The government appears to have quietly lowered the importance of raising the population of the island to 100,000 as part of its draft economic strategy.
Due to go to Tynwald in November, the updated strategy is designed to set the island on a path toward sustained growth over the next 15 years.
The ambition that was ranked most important by respondents to a consultation on the strategy was the aim of generating additional government income for the reinvestment in services and quality of life.
Comparatively, the ambition to grow the population to 100,000 by 2037 was judged the least important, with 28% of responses saying this was ‘not at all important’.
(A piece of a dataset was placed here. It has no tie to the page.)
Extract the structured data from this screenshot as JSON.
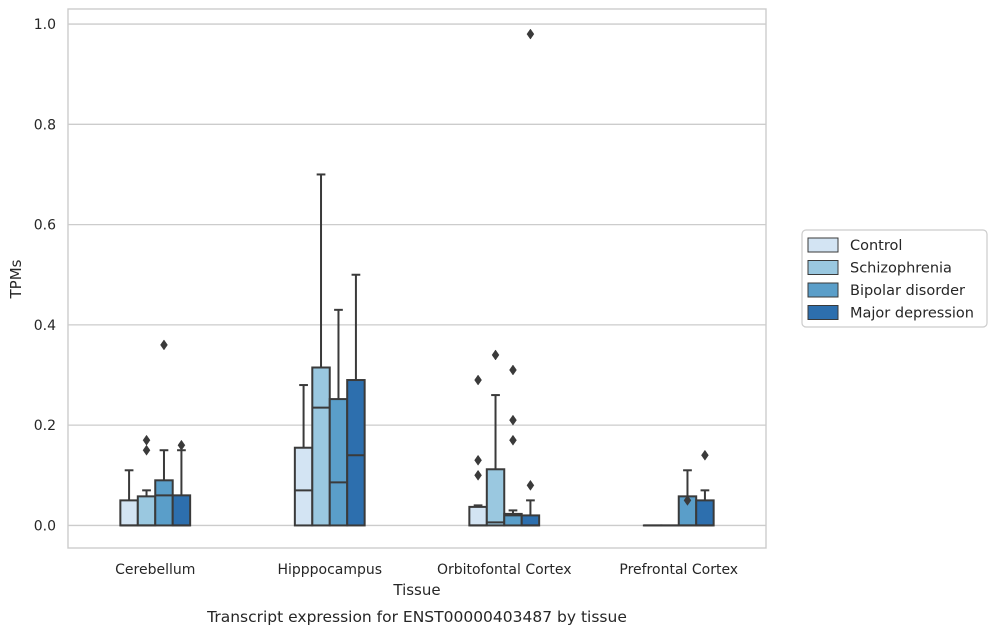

This could explain why population growth has been downgraded in the government’s strategy.
No longer is the plan to ‘grow our population to 100,000 residents by 2037, driven by the inward migration of economically’, instead the government wants to ‘further develop the infrastructure and services for our community to plan for an estimated population of 100,000 by 2037’.
As well as this, growing the population has gone from being a category in its own right under ‘economic aspirations and economic shifts’ to ‘economic ambitions and shifts’.
One area that is likely to worry the government is the general mood of respondents to how the island compares to our near neighbours.
Respondents were also asked a question on the island’s competitiveness as a place to live and work against the UK and Channel Islands.
The report says: ‘A large proportion felt the island is not competitive, and very few consider the island to be more competitive.’
This lack of competitiveness could also be reflected in the matters deemed most important to respondents, being improvements in affordable housing, health services and culture, and leisure and transport facilities.
The report, published on the Tynwald Register of Business, also outlines the people who responded to the consultation. Of the respondents, 28% were aged 61 or over, with a further 25% aged between 51 and 60 and just over 20% aged 41 to 50.
However, fewer than 25% of the respondents were aged under 40, with just 17% being 31 to 40, 7% being 22 to 30 and a barely negligible 1% being under 22.